La ligne d’arrivée n’est plus très loin pour I-Run. Comme l’avait révélé l’Informé, l’enseigne spécialisée dans la vente d’articles de running, d’athlétisme, de fitness ou de trail préparait depuis mi-2025 une évolution de son capital. Une étape à laquelle la chaîne et ses actionnaires financiers depuis 2022 (Geneo, Bpifrance, la MACSF et la holding familiale Eximium) s’étaient attelés avec la banque d’affaires Rothschild & Co comme conseil. Selon nos informations, un terrain d’entente a fini par être trouvé avec le fonds LFPI. Celui-ci devrait reprendre la plus grande partie de la participation des financiers, des sources évoquant un réinvestissement de Geneo et de Bpifrance dans le montage. D’autres candidats comme Montefiore ou Ardian auraient eux aussi participé aux discussions plus en amont et le scénario d’une vente à un acteur de la distribution aurait également été étudié.

Cette opération de LBO valoriserait I-Run aux alentours des 150 millions d’euros, légèrement en dessous des attentes initiales des actionnaires. Elle sera partiellement financée par une dette d’un peu plus de 60 millions d’euros apportée par des banques françaises - plusieurs entités des galaxies Crédit Agricole et BPCE étant à la manœuvre aux côtés de BNP Paribas. Une ligne d’obligations « mezzanine » (qui serait aussi apportée par LFPI) complètera cette dette.

Après avoir dégagé un peu moins de 150 millions d’euros de ventes l’an passé, I-Run tablait, dans son budget 2026, sur un chiffre d’affaires de près de 175 millions d’euros, ainsi que sur un Ebitda de 14 millions d’euros. Créé en 2000 par Emmanuel Vidal (décédé en 2023), I-Run a d’abord percé comme fournisseur des fédérations sportives ou de certaines professions tels que les sapeurs-pompiers. La marque s’est ensuite fait connaître du grand public en tant que « pure player » en ligne.
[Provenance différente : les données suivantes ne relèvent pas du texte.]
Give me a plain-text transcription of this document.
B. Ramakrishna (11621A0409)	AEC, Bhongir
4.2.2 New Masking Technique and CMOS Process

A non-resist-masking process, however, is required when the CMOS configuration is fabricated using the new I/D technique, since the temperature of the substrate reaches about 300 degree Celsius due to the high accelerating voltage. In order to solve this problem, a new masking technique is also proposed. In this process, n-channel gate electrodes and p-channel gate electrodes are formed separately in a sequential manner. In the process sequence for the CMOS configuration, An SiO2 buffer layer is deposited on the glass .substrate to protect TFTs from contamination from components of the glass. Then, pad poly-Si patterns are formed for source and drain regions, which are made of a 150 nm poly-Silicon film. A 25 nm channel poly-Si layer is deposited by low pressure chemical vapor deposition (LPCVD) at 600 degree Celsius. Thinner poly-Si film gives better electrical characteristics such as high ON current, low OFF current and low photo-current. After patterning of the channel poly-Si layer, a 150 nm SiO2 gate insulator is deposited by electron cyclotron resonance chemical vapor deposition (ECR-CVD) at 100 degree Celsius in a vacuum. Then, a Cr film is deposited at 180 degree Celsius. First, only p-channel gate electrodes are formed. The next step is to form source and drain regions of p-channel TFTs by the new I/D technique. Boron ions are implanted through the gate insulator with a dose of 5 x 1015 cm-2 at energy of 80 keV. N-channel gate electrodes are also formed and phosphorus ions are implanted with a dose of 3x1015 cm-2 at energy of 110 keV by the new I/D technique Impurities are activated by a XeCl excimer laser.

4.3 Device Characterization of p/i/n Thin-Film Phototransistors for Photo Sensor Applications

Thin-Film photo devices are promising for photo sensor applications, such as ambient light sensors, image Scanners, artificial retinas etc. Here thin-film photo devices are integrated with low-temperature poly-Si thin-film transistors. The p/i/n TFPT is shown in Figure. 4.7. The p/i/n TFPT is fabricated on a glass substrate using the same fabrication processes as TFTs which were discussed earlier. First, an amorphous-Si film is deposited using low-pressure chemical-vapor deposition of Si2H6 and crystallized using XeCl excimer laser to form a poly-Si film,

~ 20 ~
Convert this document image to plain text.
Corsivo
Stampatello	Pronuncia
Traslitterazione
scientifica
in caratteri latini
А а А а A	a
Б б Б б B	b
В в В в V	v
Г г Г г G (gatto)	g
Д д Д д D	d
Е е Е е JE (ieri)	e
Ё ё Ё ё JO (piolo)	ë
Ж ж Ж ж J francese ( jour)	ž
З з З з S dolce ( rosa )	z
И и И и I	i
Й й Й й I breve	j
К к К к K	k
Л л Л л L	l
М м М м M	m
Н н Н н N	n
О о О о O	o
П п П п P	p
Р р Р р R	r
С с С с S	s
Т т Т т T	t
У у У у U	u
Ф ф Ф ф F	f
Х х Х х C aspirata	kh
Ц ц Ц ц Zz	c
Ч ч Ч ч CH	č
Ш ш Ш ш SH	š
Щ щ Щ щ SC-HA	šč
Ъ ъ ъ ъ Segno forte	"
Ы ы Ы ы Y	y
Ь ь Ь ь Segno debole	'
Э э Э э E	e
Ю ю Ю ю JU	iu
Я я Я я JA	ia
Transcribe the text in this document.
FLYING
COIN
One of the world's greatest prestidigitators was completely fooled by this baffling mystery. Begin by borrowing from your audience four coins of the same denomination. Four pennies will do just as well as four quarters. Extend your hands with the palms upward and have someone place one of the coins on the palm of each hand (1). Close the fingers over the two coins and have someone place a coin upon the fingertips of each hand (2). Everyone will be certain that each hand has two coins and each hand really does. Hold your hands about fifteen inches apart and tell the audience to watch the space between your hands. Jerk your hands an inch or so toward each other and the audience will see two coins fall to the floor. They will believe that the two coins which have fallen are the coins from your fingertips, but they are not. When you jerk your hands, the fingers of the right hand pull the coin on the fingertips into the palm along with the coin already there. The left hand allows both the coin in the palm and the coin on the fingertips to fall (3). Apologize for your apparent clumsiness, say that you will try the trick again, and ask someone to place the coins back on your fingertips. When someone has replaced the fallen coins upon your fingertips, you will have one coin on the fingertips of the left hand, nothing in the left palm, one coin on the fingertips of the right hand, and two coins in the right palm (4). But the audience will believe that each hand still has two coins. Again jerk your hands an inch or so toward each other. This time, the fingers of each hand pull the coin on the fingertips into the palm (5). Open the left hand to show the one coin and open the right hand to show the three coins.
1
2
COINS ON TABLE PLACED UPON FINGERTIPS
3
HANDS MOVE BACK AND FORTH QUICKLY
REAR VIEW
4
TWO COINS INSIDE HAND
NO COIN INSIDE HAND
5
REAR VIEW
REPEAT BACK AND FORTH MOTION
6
Si elle réalise encore la plus grande partie de ses ventes sur internet, à partir de 2013, elle a commencé à très progressivement se doter de magasins. Le distributeur en compte aujourd’hui 26, surtout dans les grandes métropoles, comme Marseille (où il vient d’inaugurer un 5e point de vente), Paris (où il en compte 4) ou encore Toulouse, sa ville d’origine.